In the latest development in the Twitter-Musk discordance, the social media platform has adopted a “poison pill” preventing it from undergoing a hostile takeover after Musk offered to buy the company for $43 billion.
The limited duration shareholder rights plan was adopted unanimously by Twitter’s Board of Directors. Under the plan, if a person or group acquires 15% or more of the company’s stocks without the approval of the board, other shareholders can purchase additional shares at a discount.
The Rights Plan will expire after a year’s duration.
In a press release, Twitter said:
The Rights Plan will reduce the likelihood that any entity, person or group gains control of Twitter through open market accumulation without paying all shareholders an appropriate control premium or without providing the Board sufficient time to make informed judgments and take actions that are in the best interests of shareholders.

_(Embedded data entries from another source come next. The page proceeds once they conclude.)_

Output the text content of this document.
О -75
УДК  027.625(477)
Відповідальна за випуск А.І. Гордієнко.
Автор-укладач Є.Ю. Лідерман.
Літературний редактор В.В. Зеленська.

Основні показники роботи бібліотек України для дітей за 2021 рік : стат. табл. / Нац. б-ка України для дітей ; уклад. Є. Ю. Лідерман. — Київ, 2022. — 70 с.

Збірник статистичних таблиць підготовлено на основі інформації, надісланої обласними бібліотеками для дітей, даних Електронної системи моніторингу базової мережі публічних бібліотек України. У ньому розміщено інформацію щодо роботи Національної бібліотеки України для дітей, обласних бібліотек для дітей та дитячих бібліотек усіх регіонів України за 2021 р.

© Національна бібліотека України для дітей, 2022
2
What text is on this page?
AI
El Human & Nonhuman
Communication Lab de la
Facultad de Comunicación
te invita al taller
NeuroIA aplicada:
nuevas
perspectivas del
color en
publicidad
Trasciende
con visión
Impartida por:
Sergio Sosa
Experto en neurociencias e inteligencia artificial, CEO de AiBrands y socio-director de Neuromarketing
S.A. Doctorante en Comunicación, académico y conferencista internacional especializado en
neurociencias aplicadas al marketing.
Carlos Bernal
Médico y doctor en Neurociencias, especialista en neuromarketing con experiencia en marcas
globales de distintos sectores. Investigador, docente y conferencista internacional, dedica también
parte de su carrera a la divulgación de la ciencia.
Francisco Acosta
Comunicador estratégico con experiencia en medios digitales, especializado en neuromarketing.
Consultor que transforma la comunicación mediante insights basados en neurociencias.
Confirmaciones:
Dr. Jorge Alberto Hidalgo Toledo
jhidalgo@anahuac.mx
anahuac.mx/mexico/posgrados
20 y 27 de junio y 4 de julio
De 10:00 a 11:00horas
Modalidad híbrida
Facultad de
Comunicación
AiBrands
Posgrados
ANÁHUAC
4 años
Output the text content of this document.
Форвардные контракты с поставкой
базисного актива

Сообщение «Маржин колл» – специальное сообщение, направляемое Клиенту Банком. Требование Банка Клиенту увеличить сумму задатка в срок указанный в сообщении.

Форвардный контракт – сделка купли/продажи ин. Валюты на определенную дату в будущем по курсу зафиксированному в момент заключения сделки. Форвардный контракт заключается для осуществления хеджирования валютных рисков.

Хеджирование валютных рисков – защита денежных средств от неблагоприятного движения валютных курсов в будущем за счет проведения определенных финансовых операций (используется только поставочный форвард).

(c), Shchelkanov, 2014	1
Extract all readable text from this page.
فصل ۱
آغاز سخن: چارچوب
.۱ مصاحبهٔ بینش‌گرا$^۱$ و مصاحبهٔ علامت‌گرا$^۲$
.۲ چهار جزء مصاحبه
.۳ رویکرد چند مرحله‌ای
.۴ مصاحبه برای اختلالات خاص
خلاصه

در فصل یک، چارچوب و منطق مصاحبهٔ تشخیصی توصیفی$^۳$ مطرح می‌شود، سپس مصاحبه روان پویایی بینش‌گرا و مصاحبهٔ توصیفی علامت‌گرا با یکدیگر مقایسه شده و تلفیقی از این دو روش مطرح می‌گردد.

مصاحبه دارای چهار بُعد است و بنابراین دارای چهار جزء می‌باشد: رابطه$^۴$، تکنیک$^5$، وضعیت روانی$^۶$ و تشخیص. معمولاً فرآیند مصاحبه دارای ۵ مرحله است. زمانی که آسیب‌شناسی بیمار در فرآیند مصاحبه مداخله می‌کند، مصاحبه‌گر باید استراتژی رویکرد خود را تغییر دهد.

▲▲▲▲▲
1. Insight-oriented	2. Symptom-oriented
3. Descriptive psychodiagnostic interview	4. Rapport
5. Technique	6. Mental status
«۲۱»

On Wednesday, in a letter to the Board, Musk filed a bid with the Securities and Exchange Commission (SEC) to buy the company.
At his talk at TED2022, Musk opened up to the possibility of a hostile bid, allowing him to bypass the board and discuss the offer directly with Twitter’s shareholders. Musk later said, “It would be utterly indefensible not to put this offer to a shareholder vote.”
Analyst Dan Ives claims that the poison pill is a “predictable defensive measure … [it will] not be viewed positively by shareholders given the potential dilution and acquisition unfriendly move.”
The Board has [their] back against the wall and Musk and shareholders will likely challenge the merits of the poison pill in the courts. We believe Musk and his team expected this poker move which will be perceived as a sign of weakness not strength by the Street.
Musk had also claimed to have thought out a ‘Plan B’ if the offer was rejected but gave no further details as to what it may be.